In ancient history, the concepts of chance and randomness were intertwined with that of fate.
Many ancient peoples threw dice to determine fate, and this later evolved into games of chance.
Most ancient cultures used various methods of divination to attempt to circumvent randomness and fate.
Beyond religion and games of chance, randomness has been attested for sortition since at least ancient
Athenian democracy in the form of a kleroterion.
The formalization of odds and chance was perhaps earliest done by the Chinese of 3000 years ago.
The Greek philosophers discussed randomness at length, but only in non-quantitative forms.
It was only in the 16th century that Italian mathematicians began to formalize the odds associated
with various games of chance. The invention of calculus had a positive impact on the formal study of
randomness. In the 1888 edition of his book The Logic of Chance, John Venn wrote a chapter on The
conception of randomness that included his view of the randomness of the digits of pi, by using them
to construct a random walk in two dimensions.
The early part of the 20th century saw a rapid growth in the formal analysis of randomness,
as various approaches to the mathematical foundations of probability were introduced. In the mid-to-late-20th century,
ideas of algorithmic information theory introduced new dimensions to the field via the concept of algorithmic randomness.
Although randomness had often been viewed as an obstacle and a nuisance for many centuries, in the 20th century computer
scientists began to realize that the deliberate introduction of randomness into computations can be an effective tool for
designing better algorithms.In some cases, such randomized algorithms even outperform the best deterministic methods.
In the physical sciences
In the 19th century, scientists used the idea of random motions of molecules in the development of statistical mechanics
to explain phenomena in thermodynamics and the properties of gases.
According to several standard interpretations of quantum mechanics, microscopic phenomena are objectively random.
That is, in an experiment that controls all causally relevant parameters, some aspects of the outcome still vary randomly.
For example, if a single unstable atom is placed in a controlled environment, it cannot be predicted how long it will take
for the atom to decay—only the probability of decay in a given time. Thus, quantum mechanics does not specify the
outcome of individual experiments, but only the probabilities. Hidden variable theories reject the view that nature
contains irreducible randomness: such theories posit that in the processes that appear random, properties with a certain
statistical distribution are at work behind the scenes, determining the outcome in each case.
In biology
The modern evolutionary synthesis ascribes the observed diversity of life to random genetic mutations followed by natural
selection. The latter retains some random mutations in the gene pool due to the systematically improved chance for survival
and reproduction that those mutated genes confer on individuals who possess them. The location of the mutation is not entirely
random however as e.g. biologically important regions may be more protected from mutations.
Several authors also claim that evolution (and sometimes development) requires a specific form of randomness, namely the introduction
of qualitatively new behaviors. Instead of the choice of one possibility among several pre-given ones, this randomness corresponds to
the formation of new possibilities.
The characteristics of an organism arise to some extent deterministically (e.g., under the influence of genes and the environment),
and to some extent randomly. For example, the density of freckles that appear on a person's skin is controlled by genes and exposure to
light; whereas the exact location of individual freckles seems random.

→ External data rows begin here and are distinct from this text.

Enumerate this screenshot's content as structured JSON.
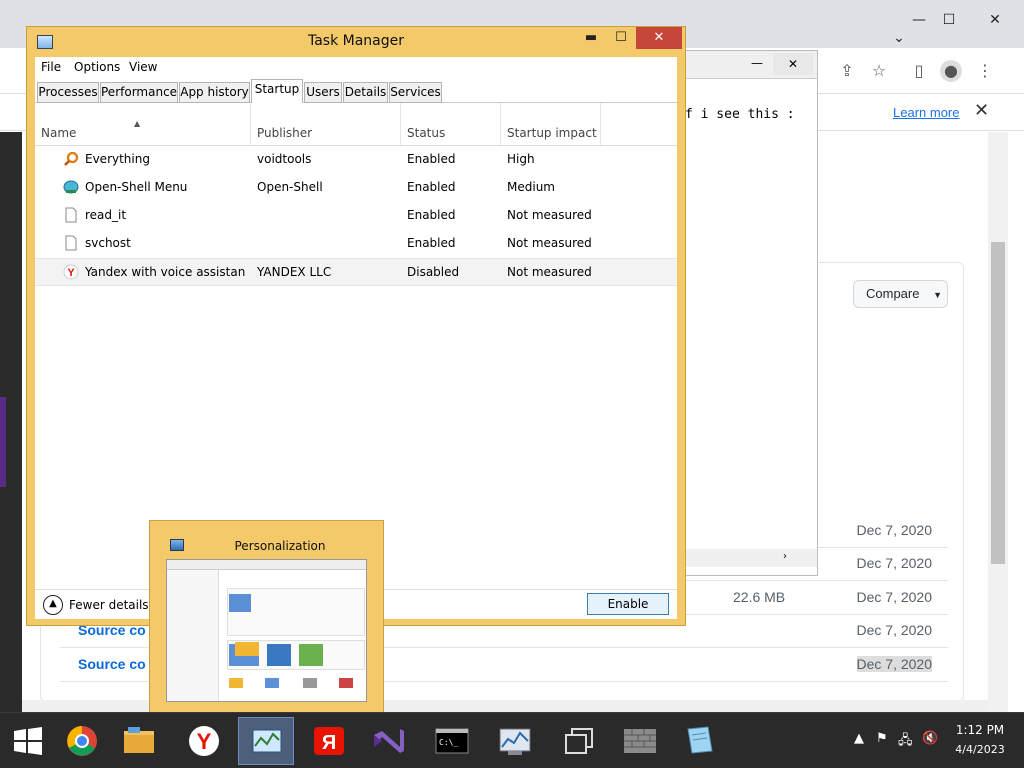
{
  "browser": {
    "learn_more": "Learn more",
    "compare_label": "Compare",
    "rows": [
      {
        "date": "Dec 7, 2020",
        "size": "",
        "link": ""
      },
      {
        "date": "Dec 7, 2020",
        "size": "",
        "link": ""
      },
      {
        "date": "Dec 7, 2020",
        "size": "22.6 MB",
        "link": ""
      },
      {
        "date": "Dec 7, 2020",
        "size": "",
        "link": "Source co"
      },
      {
        "date": "Dec 7, 2020",
        "size": "",
        "link": "Source co"
      }
    ]
  },
  "code_window": {
    "text": "f i see this :"
  },
  "task_manager": {
    "title": "Task Manager",
    "menu": [
      "File",
      "Options",
      "View"
    ],
    "tabs": [
      "Processes",
      "Performance",
      "App history",
      "Startup",
      "Users",
      "Details",
      "Services"
    ],
    "active_tab": "Startup",
    "columns": [
      "Name",
      "Publisher",
      "Status",
      "Startup impact"
    ],
    "rows": [
      {
        "icon": "everything-search-icon",
        "name": "Everything",
        "publisher": "voidtools",
        "status": "Enabled",
        "impact": "High"
      },
      {
        "icon": "open-shell-icon",
        "name": "Open-Shell Menu",
        "publisher": "Open-Shell",
        "status": "Enabled",
        "impact": "Medium"
      },
      {
        "icon": "file-icon",
        "name": "read_it",
        "publisher": "",
        "status": "Enabled",
        "impact": "Not measured"
      },
      {
        "icon": "file-icon",
        "name": "svchost",
        "publisher": "",
        "status": "Enabled",
        "impact": "Not measured"
      },
      {
        "icon": "yandex-icon",
        "name": "Yandex with voice assistant ...",
        "publisher": "YANDEX LLC",
        "status": "Disabled",
        "impact": "Not measured"
      }
    ],
    "fewer_details": "Fewer details",
    "enable_button": "Enable"
  },
  "thumbnail": {
    "title": "Personalization"
  },
  "taskbar": {
    "time": "1:12 PM",
    "date": "4/4/2023",
    "apps": [
      "start-icon",
      "chrome-icon",
      "file-explorer-icon",
      "yandex-browser-icon",
      "task-manager-icon",
      "yandex-icon",
      "visual-studio-icon",
      "command-prompt-icon",
      "resource-monitor-icon",
      "window-switcher-icon",
      "firewall-icon",
      "notepad-icon"
    ]
  },
  "colors": {
    "tm_frame": "#f3c969",
    "tm_close": "#c7463a",
    "link": "#1a73e8",
    "taskbar": "#2a2a2a"
  }
}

As far as behavior is concerned, randomness is important if an animal is to behave in a way that is unpredictable to others. For
instance, insects in flight tend to move about with random changes in direction, making it difficult for pursuing predators to predict
their trajectories.
In mathmatics
The mathematical theory of probability arose from attempts to formulate mathematical descriptions of chance events,
originally in the context of gambling, but later in connection with physics. Statistics is used to infer the underlying
probability distribution of a collection of empirical observations. For the purposes of simulation, it is necessary to
have a large supply of random numbers—or means to generate them on demand.

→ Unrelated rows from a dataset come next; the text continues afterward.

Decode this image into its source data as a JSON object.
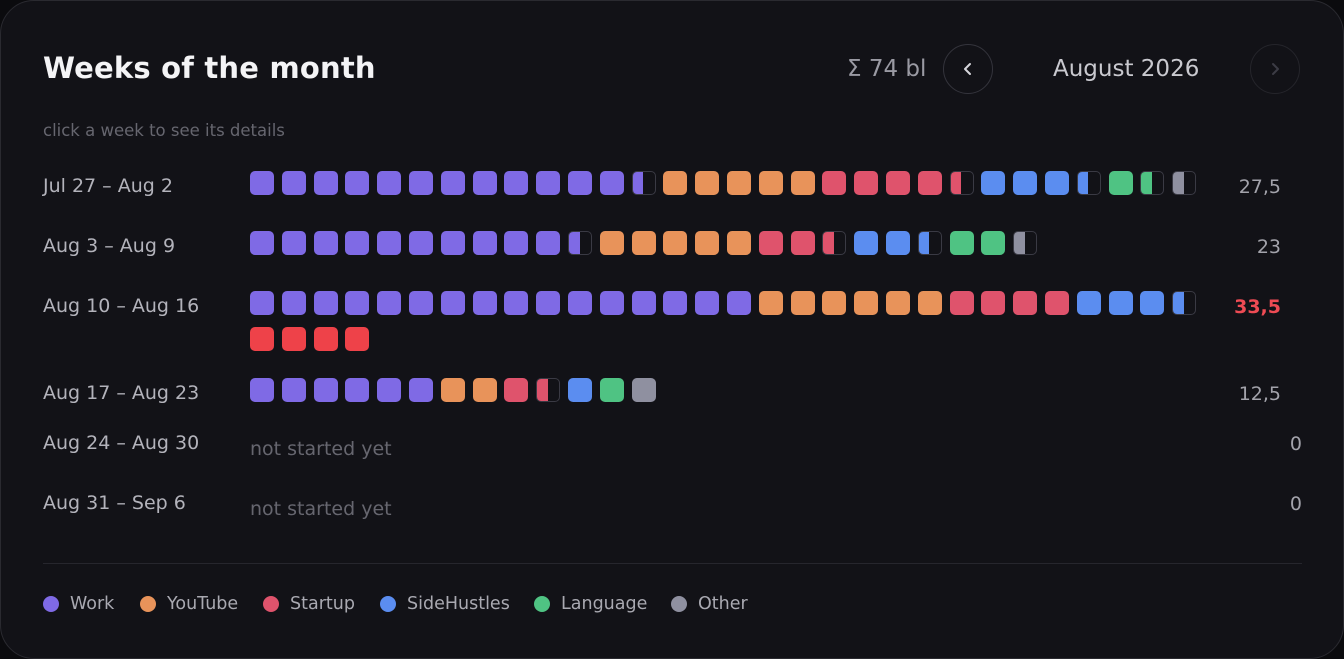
{
  "header": {
    "title": "Weeks of the month",
    "total": "Σ 74 bl",
    "month": "August 2026",
    "prev_icon": "chevron-left-icon",
    "next_icon": "chevron-right-icon"
  },
  "hint": "click a week to see its details",
  "colors": {
    "Work": "#7f6ae5",
    "YouTube": "#e8935a",
    "Startup": "#df536c",
    "Over": "#ee4249",
    "SideHustles": "#5b8df0",
    "Language": "#4fc383",
    "Other": "#8f90a0",
    "over_total": "#ee4b54"
  },
  "weeks": [
    {
      "label": "Jul 27 – Aug 2",
      "total": "27,5",
      "over": false,
      "blocks": [
        {
          "category": "Work",
          "count": 12.5
        },
        {
          "category": "YouTube",
          "count": 5
        },
        {
          "category": "Startup",
          "count": 4.5
        },
        {
          "category": "SideHustles",
          "count": 3.5
        },
        {
          "category": "Language",
          "count": 1.5
        },
        {
          "category": "Other",
          "count": 0.5
        }
      ]
    },
    {
      "label": "Aug 3 – Aug 9",
      "total": "23",
      "over": false,
      "blocks": [
        {
          "category": "Work",
          "count": 10.5
        },
        {
          "category": "YouTube",
          "count": 5
        },
        {
          "category": "Startup",
          "count": 2.5
        },
        {
          "category": "SideHustles",
          "count": 2.5
        },
        {
          "category": "Language",
          "count": 2
        },
        {
          "category": "Other",
          "count": 0.5
        }
      ]
    },
    {
      "label": "Aug 10 – Aug 16",
      "total": "33,5",
      "over": true,
      "blocks": [
        {
          "category": "Work",
          "count": 16
        },
        {
          "category": "YouTube",
          "count": 6
        },
        {
          "category": "Startup",
          "count": 4
        },
        {
          "category": "SideHustles",
          "count": 3.5
        },
        {
          "category": "Over",
          "count": 4
        }
      ]
    },
    {
      "label": "Aug 17 – Aug 23",
      "total": "12,5",
      "over": false,
      "blocks": [
        {
          "category": "Work",
          "count": 6
        },
        {
          "category": "YouTube",
          "count": 2
        },
        {
          "category": "Startup",
          "count": 1.5
        },
        {
          "category": "SideHustles",
          "count": 1
        },
        {
          "category": "Language",
          "count": 1
        },
        {
          "category": "Other",
          "count": 1
        }
      ]
    },
    {
      "label": "Aug 24 – Aug 30",
      "total": "0",
      "over": false,
      "empty_note": "not started yet",
      "blocks": []
    },
    {
      "label": "Aug 31 – Sep 6",
      "total": "0",
      "over": false,
      "empty_note": "not started yet",
      "blocks": []
    }
  ],
  "legend": [
    {
      "label": "Work",
      "category": "Work"
    },
    {
      "label": "YouTube",
      "category": "YouTube"
    },
    {
      "label": "Startup",
      "category": "Startup"
    },
    {
      "label": "SideHustles",
      "category": "SideHustles"
    },
    {
      "label": "Language",
      "category": "Language"
    },
    {
      "label": "Other",
      "category": "Other"
    }
  ]
}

Algorithmic information theory studies, among other topics, what constitutes a random sequence. The central idea is
that a string of bits is random if and only if it is shorter than any computer program that can produce that string
(Kolmogorov randomness), which means that random strings are those that cannot be compressed. Pioneers of this field
include Andrey Kolmogorov and his student Per Martin-Löf, Ray Solomonoff, and Gregory Chaitin. For the notion of
infinite sequence, mathematicians generally accept Per Martin-Löf's semi-eponymous definition: An infinite sequence is
random if and only if it withstands all recursively enumerable null sets. The other notions of random sequences
include, among others, recursive randomness and Schnorr randomness, which are based on recursively computable martingales.
It was shown by Yongge Wang that these randomness notions are generally different.
Randomness occurs in numbers such as log(2) and pi. The decimal digits of pi constitute an infinite sequence and
"never repeat in a cyclical fashion." Numbers like pi are also considered likely to be normal:
Pi certainly seems to behave this way. In the first six billion decimal places of pi, each of the digits from 0
through 9 shows up about six hundred million times. Yet such results, conceivably accidental, do not prove normality
even in base 10, much less normality in other number bases.